Günümüzde neredeyse yaptığımız her hareket dijital iz bırakıyor. Çevrimiçi hale geldiğimizde, GPS donanımlı akıllı telefonlarımızı taşırken, arkadaşlarımızla sosyal medya veya sohbet uygulamaları aracılığıyla iletişim kurduğumuzda ve alışveriş yaptığımızda veri üretiriz. Bununla birlikte, makine tarafından üretilen veri miktarı da hızla artıyor. “Akıllı” ev aygıtlarımız birbirleriyle veya ev sunucularıyla iletişim kurduğunda veriler üretilir ve paylaşılır. Dünyanın dört bir yanındaki fabrikalardaki endüstriyel makineler, verileri toplamak ve aktarmak için sensörler ile donatılmıştır.
“Büyük Veriler” terimi, tüm bu verilerin toplanmasını ve onu işletme dahil olmak üzere geniş bir yelpazede avantajlarından yararlanma becerimiz anlamına gelir.
Büyük Veri (Big Data) Nasıl Çalışır?
Big Data, herhangi bir şey ya da durum hakkında ne kadar çok şey bildikçe, o kadar güvenilir bir şekilde yeni bilgiler edinebilir ve gelecekte ne olacağı konusunda öngörülerde bulunabilirsiniz. Daha fazla veri noktasını karşılaştırarak, daha önce gizlenmiş ilişkiler ortaya çıkmaya başlar ve bu ilişkiler öğrenmemize ve daha akıllı kararlar vermemize olanak tanır. En yaygın olarak, bu, toplayabildiğimiz verilere dayanarak model oluşturma ve sonra da simülasyon çalıştırma, veri noktalarının değerini her seferinde ayarlama ve sonuçlarımızı nasıl etkilediğini izleme süreçleri ile yapılır.
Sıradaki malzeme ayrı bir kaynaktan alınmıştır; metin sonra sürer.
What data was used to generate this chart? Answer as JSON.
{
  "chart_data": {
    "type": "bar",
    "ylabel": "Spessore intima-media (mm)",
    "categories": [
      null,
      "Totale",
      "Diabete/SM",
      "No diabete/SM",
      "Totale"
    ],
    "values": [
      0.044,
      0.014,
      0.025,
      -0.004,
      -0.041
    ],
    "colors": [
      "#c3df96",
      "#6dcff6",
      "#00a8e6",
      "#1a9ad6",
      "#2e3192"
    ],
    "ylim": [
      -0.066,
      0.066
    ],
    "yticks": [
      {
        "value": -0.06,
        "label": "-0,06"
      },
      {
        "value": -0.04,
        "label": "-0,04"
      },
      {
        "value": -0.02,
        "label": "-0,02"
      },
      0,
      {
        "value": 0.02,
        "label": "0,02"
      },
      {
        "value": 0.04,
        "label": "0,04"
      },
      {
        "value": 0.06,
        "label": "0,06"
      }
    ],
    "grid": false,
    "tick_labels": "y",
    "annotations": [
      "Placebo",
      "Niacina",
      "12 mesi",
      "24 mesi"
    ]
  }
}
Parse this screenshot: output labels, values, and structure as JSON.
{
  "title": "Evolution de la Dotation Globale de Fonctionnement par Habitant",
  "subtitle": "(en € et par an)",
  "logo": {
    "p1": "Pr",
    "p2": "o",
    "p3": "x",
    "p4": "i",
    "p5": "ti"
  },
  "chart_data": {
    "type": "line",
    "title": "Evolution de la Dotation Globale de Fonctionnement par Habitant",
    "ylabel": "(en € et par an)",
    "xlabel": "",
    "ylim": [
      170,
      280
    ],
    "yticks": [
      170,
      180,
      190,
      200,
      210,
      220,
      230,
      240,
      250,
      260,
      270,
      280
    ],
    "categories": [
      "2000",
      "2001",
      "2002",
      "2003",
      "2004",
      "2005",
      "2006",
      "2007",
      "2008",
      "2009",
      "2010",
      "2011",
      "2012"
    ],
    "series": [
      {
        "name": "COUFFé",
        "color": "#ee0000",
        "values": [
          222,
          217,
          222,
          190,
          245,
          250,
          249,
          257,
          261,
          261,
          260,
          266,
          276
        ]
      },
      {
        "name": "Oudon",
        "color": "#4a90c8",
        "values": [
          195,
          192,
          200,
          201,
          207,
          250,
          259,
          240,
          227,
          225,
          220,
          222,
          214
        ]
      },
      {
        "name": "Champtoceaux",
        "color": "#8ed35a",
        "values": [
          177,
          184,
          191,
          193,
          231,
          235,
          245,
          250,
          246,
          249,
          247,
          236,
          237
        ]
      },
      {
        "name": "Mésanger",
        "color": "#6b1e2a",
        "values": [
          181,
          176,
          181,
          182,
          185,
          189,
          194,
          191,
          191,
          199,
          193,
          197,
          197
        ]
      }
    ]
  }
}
Bu süreç otomatiktir – Günümüzün gelişmiş analitik teknolojisi, bu simülasyonları milyonlarca kezmyürütür ve üzerinde çalıştığı sorunu çözmeye yardımcı olan bir model bulana kadar, olası tüm değişkenleri ayarlar.
Nispeten yakın zamana kadar, veriler e-tablolar veya veri tabanları ile sınırlıydı – hepsi çok düzenli ve temizdi. Ancak, depolama alanındaki ve analitik alanlardaki ilerlemeler sayesinde, pek çok farklı veri türünü yakalayabilir, depolayabilir ve kullanabilir hale geldik. Sonuç olarak, “veriler” artık veritabanlarından fotoğraflara, videolara, ses kayıtlarına, yazılı metne ve sensör verisine kadar her şeyi ifade eder duruma geldi.
Bu dağınık verilerin hepsini anlamak için, Big Data projeleri sıklıkla yapay zeka ve makine öğrenimi içeren en ileri analizleri kullanır. Bilgisayarların bu verilerin temsil ettiği şeyleri tanımlamaları için öğretim yaparak – örneğin resim tanıma veya doğal dil işleme yoluyla – modelleri insanlara göre çok daha hızlı ve güvenilir bir şekilde bulmayı öğrenebilirler.